Los debates eran el Musel, en los viejos astilleros, al borde del agua, y en un cuadrilátero de boxeo. Crucé golpes con Manuel Quinto, Juan Madrid, Andreu Martín y Manolo Vázquez Montalbán. Me debieron dejar KO seguramente. Se debatió sobre La crítica y la novela policiaca, El género policiaco en la Europa del Este y la perestroika, La literatura policiaca de habla hispana, La literatura policíaca europea, entre la tradición anglo y el polar francés, Drogas y literatura policiaca y La literatura policíaca norteamericana. Ahí es nada. Dentro del festival había pan (los chiringuitos de comidas y los peroles en donde se cocían enormes pulpos que formaron parte del paisaje de la Semana Negra desde el minuto uno) y circo (allí estaba hasta Ángel Cristo), siguiendo las directrices del fundador del evento y alma mater: poder hablar de literatura policial con un churro en la mano.
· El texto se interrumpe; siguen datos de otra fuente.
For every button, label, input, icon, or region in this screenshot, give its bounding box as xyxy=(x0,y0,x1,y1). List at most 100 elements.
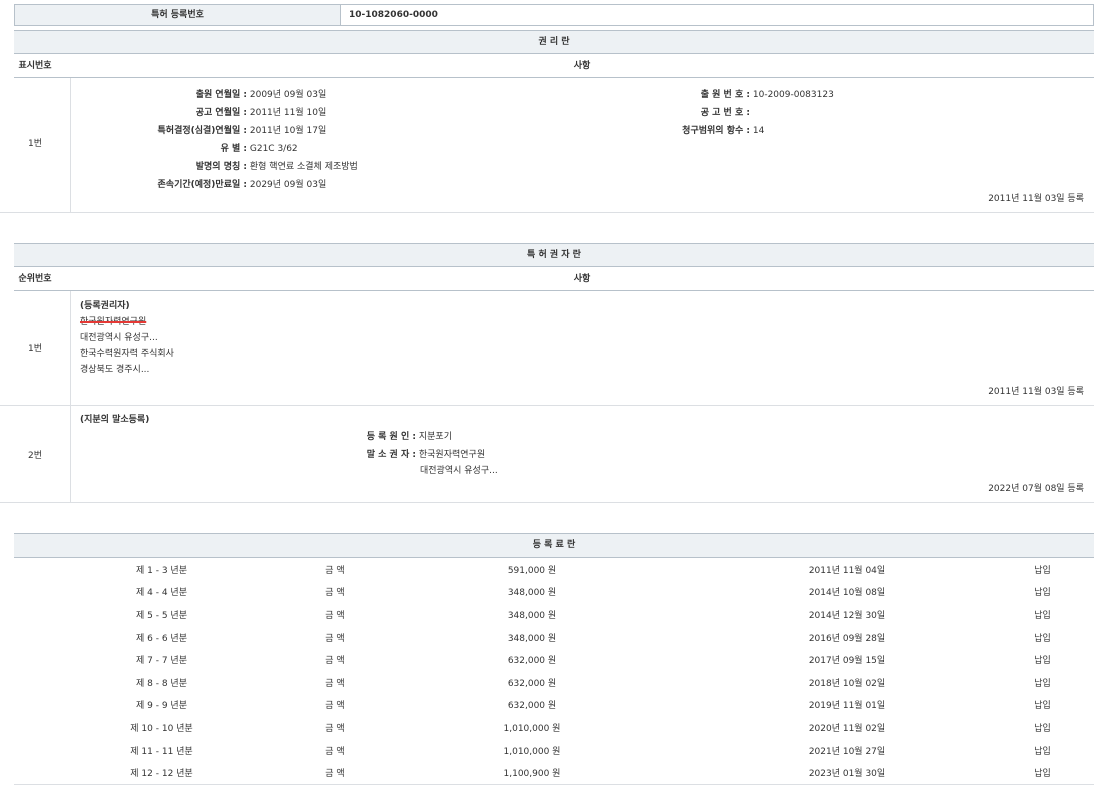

Las comidas eran contundentes. Nos hinchábamos de fabada, claro, y arroz con leche, pero nunca a la altura del que hace Meli Suárez, mi amiga gijonesa de toda la vida; la siesta en el famoso hotel Don Manuel, el establecimiento hotelero de la organización, se veía truncada por la algarabía de las gaviotas y los ronquidos de mi compañero de cuarto, el yanqui David Hall. No me recuerdo firmando libros. Seguro que sí. Ni bañándome en el Cantábrico. Creo que me bañé en una ocasión, pero en una edición muy posterior.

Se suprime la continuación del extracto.